Knowing you are prepared can help you remain calm should your pet face an emergency situation. Your quick, calm action may help save your pet’s life.
Pet poisoning with common household items is, unfortunately, a fairly common situation. Among the many household items that may present a toxic risk to pets include xylitol poisoning (xylitol is found in many sugarless gums, candies and mints), human medications such as non-steroidal anti-inflammatory medications and antidepressants, flowers, chocolate, fertilizers, and various pest control products. Symptoms can range from digestive upset and neurological signs, to liver and/or kidney failure.
Appropriate pet proofing and awareness of what to do in the event of a pet poisoning situation are both important points to consider.
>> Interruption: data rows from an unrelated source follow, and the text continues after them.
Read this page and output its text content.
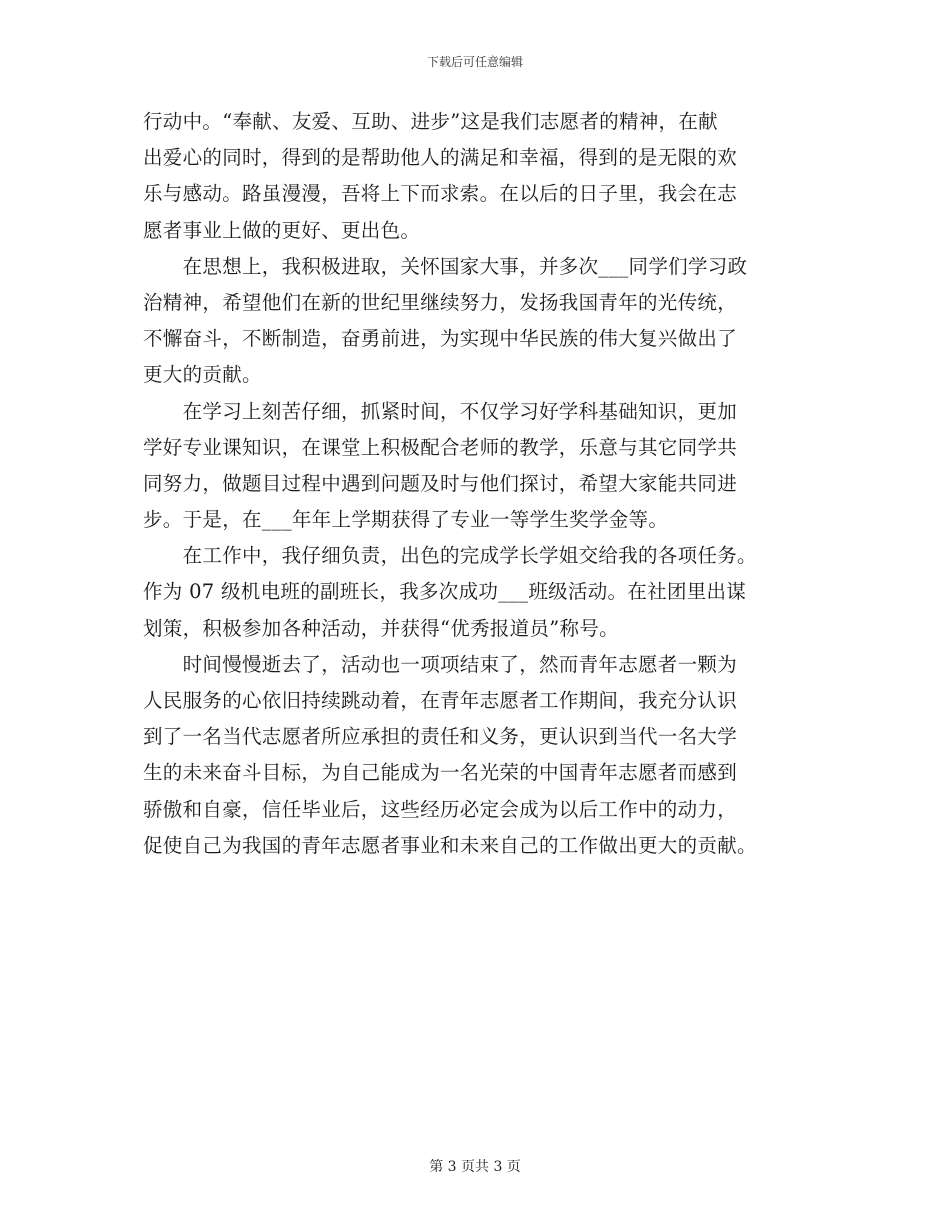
下载后可任意编辑
行动中。“奉献、友爱、互助、进步”这是我们志愿者的精神，在献
出爱心的同时，得到的是帮助他人的满足和幸福，得到的是无限的欢
乐与感动。路虽漫漫，吾将上下而求索。在以后的日子里，我会在志
愿者事业上做的更好、更出色。
　　在思想上，我积极进取，关怀国家大事，并多次___同学们学习政
治精神，希望他们在新的世纪里继续努力，发扬我国青年的光传统，
不懈奋斗，不断制造，奋勇前进，为实现中华民族的伟大复兴做出了
更大的贡献。
　　在学习上刻苦仔细，抓紧时间，不仅学习好学科基础知识，更加
学好专业课知识，在课堂上积极配合老师的教学，乐意与其它同学共
同努力，做题目过程中遇到问题及时与他们探讨，希望大家能共同进
步。于是，在___年年上学期获得了专业一等学生奖学金等。
　　在工作中，我仔细负责，出色的完成学长学姐交给我的各项任务。
作为 07 级机电班的副班长，我多次成功___班级活动。在社团里出谋
划策，积极参加各种活动，并获得“优秀报道员”称号。
　　时间慢慢逝去了，活动也一项项结束了，然而青年志愿者一颗为
人民服务的心依旧持续跳动着，在青年志愿者工作期间，我充分认识
到了一名当代志愿者所应承担的责任和义务，更认识到当代一名大学
生的未来奋斗目标，为自己能成为一名光荣的中国青年志愿者而感到
骄傲和自豪，信任毕业后，这些经历必定会成为以后工作中的动力，
促使自己为我国的青年志愿者事业和未来自己的工作做出更大的贡献。
第 3 页共 3 页
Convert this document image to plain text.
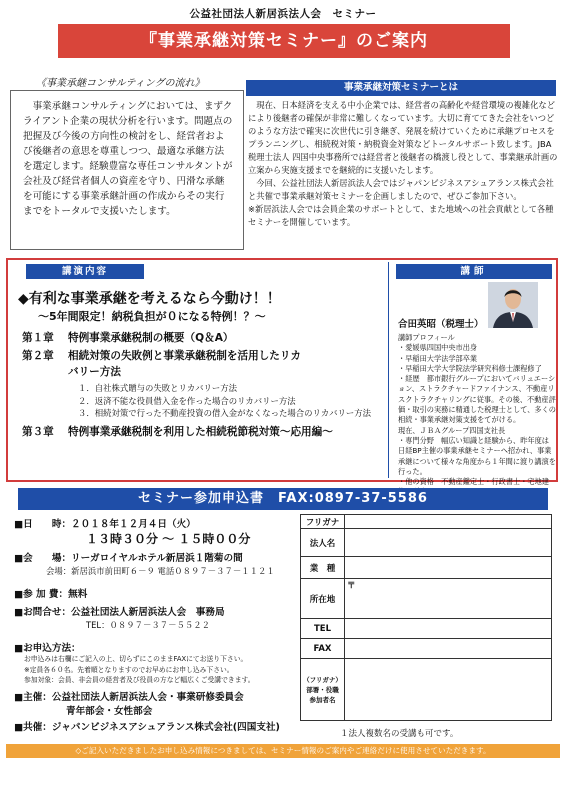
公益社団法人新居浜法人会　セミナー
『事業承継対策セミナー』のご案内
《事業承継コンサルティングの流れ》

事業承継コンサルティングにおいては、まずクライアント企業の現状分析を行います。問題点の把握及び今後の方向性の検討をし、経営者および後継者の意思を尊重しつつ、最適な承継方法を選定します。経験豊富な専任コンサルタントが会社及び経営者個人の資産を守り、円滑な承継を可能にする事業承継計画の作成からその実行までをトータルで支援いたします。

事業承継対策セミナーとは

現在、日本経済を支える中小企業では、経営者の高齢化や経営環境の複雑化などにより後継者の確保が非常に難しくなっています。大切に育ててきた会社をいつどのような方法で確実に次世代に引き継ぎ、発展を続けていくために承継プロセスをプランニングし、相続税対策・納税資金対策などトータルサポート致します。JBA税理士法人 四国中央事務所では経営者と後継者の橋渡し役として、事業継承計画の立案から実施支援までを継続的に支援いたします。

今回、公益社団法人新居浜法人会ではジャパンビジネスアシュアランス株式会社と共催で事業承継対策セミナーを企画しましたので、ぜひご参加下さい。

※新居浜法人会では会員企業のサポートとして、また地域への社会貢献として各種セミナーを開催しています。

講演内容
◆有利な事業承継を考えるなら今動け！！
～5年間限定！納税負担が０になる特例！？～
第１章 特例事業承継税制の概要（Q＆A）
第２章	相続対策の失敗例と事業承継税制を活用したリカバリー方法
１．自社株式贈与の失敗とリカバリー方法
２．返済不能な役員借入金を作った場合のリカバリー方法
３．相続対策で行った不動産投資の借入金がなくなった場合のリカバリー方法
第３章	特例事業承継税制を利用した相続税節税対策～応用編～
講師
合田英昭（税理士）
講師プロフィール
・愛媛県四国中央市出身
・早稲田大学法学部卒業
・早稲田大学大学院法学研究科修士課程修了
・経歴　都市銀行グループにおいてバリュエーション、ストラクチャードファイナンス、不動産リスクトラクチャリングに従事。その後、不動産評価・取引の実務に精通した税理士として、多くの相続・事業承継対策支援をてがける。
現在、ＪＢＡグループ四国支社長
・専門分野　幅広い知識と経験から、昨年度は日経BP主催の事業承継セミナーへ招かれ、事業承継について様々な角度から１年間に渡り講演を行った。
・他の資格　不動産鑑定士・行政書士・宅地建
セミナー参加申込書　FAX:0897-37-5586
■日　　時：２０１８年１２月４日（火）
１３時３０分 ～ １５時００分
■会　　場：リーガロイヤルホテル新居浜１階菊の間
会場：新居浜市前田町６－９ 電話０８９７－３７－１１２１
■参 加 費：無料
■お問合せ：公益社団法人新居浜法人会　事務局
TEL：０８９７－３７－５５２２
■お申込方法：
お申込みは右欄にご記入の上、切らずにこのままFAXにてお送り下さい。
※定員各６０名。先着順となりますのでお早めにお申し込み下さい。
参加対象：会員、非会員の経営者及び役員の方など幅広くご受講できます。
■主催：公益社団法人新居浜法人会・事業研修委員会
青年部会・女性部会
■共催：ジャパンビジネスアシュアランス株式会社(四国支社)
フリガナ	
法人名	
業　種	
所在地	〒
TEL	
FAX	

（フリガナ）
部署・役職
参加者名	

１法人複数名の受講も可です。
◇ご記入いただきましたお申し込み情報につきましては、セミナー情報のご案内やご連絡だけに使用させていただきます。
Having the telephone numbers of local poison control centers as well as veterinary emergency hospitals is also important for ready access to sources of information about potential poisonous substances. Specific treatment will depend upon what a pet has been exposed to. Sometimes induction of vomiting is indicated, while in other cases IV fluid therapy and oral charcoal therapy may be indicated. The Pet Poison Helpline is useful for clients in those cases where poisoning is suspected. The Pet Poison Helpline at 800 213-6680 is available 24 hours a day. If you suspect your dog or cat has ingested something poisonous, call the helpline or your local veterinarian immediately.
Around holidays such as Valentine’s Day, it is important for animal guardians to be careful about possible chocolate ingestion by their pets. Chocolate toxicity is a common emergency around the holidays and can be a serious, health-threatening condition. The ingredients in chocolate contain what are known as methylxanthines, which are caffeine-like compounds that can cause serious health threatening consequences. The specific ingredient theobromine is the one we are most concerned about, and which pets have a hard time metabolizing even in small amounts.
Symptoms of chocolate toxicity may include initial nausea, vomiting and diarrhea, followed by cardiac symptoms including arrhythmias and even seizures. Bleeding and death may even occur. Treatment includes induction of vomiting, as well as supportive IV fluid therapy. If seizures occur, Valium and Phenobarbital may need to be given. Antiarrthythmic drugs are also indicated for any heart arrhythmias. Since theobromine is eliminated very slowly in pets, treatment may need to be continued for up to a few days after ingestion. Prognosis is usually good, as long as treatment is performed within a short period of ingestion.